The headline: your device is not the limit

Every serious language model you can run locally today fits in your GPU's memory — barely, with quantization tricks and some sweating. Go one size up and the math stops working. A 70B parameter model at full precision needs around 140 GB of VRAM. No consumer GPU has that. No two of them together have that, unless you wire them through NVLink, a fabric that costs more than a car and lives in a data center.

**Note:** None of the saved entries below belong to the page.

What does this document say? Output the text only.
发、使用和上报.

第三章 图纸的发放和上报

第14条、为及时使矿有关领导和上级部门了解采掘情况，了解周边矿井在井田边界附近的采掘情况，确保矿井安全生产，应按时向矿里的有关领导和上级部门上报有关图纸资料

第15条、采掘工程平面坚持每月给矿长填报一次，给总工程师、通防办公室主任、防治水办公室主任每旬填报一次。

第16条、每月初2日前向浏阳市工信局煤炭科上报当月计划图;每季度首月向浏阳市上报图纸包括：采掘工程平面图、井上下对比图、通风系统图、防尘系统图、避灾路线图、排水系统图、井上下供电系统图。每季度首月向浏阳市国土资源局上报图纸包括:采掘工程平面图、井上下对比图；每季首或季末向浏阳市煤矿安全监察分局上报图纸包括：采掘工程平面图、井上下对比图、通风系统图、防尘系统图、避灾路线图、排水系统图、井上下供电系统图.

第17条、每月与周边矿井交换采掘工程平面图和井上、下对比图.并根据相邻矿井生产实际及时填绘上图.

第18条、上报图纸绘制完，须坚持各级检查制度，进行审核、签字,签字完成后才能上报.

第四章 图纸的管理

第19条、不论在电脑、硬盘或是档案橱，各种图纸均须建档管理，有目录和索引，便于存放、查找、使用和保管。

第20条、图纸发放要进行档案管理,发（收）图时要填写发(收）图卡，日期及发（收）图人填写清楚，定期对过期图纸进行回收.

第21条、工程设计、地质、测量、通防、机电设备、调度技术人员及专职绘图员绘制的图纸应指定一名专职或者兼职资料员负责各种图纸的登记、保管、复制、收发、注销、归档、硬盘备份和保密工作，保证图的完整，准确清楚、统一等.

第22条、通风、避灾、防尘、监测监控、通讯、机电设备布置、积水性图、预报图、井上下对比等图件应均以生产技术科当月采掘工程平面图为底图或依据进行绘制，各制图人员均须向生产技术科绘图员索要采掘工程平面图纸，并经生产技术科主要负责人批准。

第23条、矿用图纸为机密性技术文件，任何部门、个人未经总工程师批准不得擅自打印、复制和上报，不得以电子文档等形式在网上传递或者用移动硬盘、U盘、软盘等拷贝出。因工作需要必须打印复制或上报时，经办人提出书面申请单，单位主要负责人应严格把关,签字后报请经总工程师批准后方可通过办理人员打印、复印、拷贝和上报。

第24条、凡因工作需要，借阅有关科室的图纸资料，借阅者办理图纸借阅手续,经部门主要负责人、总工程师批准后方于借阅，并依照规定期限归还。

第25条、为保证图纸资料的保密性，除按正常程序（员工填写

So the question has always been: what if you could use the network as the memory bus?

That is exactly what Mesh LLM proposes. And tonight we go under the headline.

What it is

Mesh LLM is an open experiment by the team behind iroh — a production-grade Rust peer-to-peer networking library — that asks whether transformer inference can be distributed across a mesh of heterogeneous machines connected over regular internet. Not NVLink. Not InfiniBand. The real internet, with its latencies and packet loss and asymmetric upload speeds.

iroh is the networking layer underneath. Think of it as the plumbing: it handles hole-punching through NAT (the reason your laptop and your friend's server can't usually talk directly), provides relay fallback when direct connections fail, and offers a clean Rust API that makes peer-to-peer feel like passing messages rather than wrangling raw sockets. It was built by the team at n0 and has been maturing quietly for two years as a building block for decentralized applications.

Mesh LLM puts the two together: transformer layer splitting on top of iroh's p2p fabric.

How it actually works

To understand distributed inference, start with what a transformer model is, physically.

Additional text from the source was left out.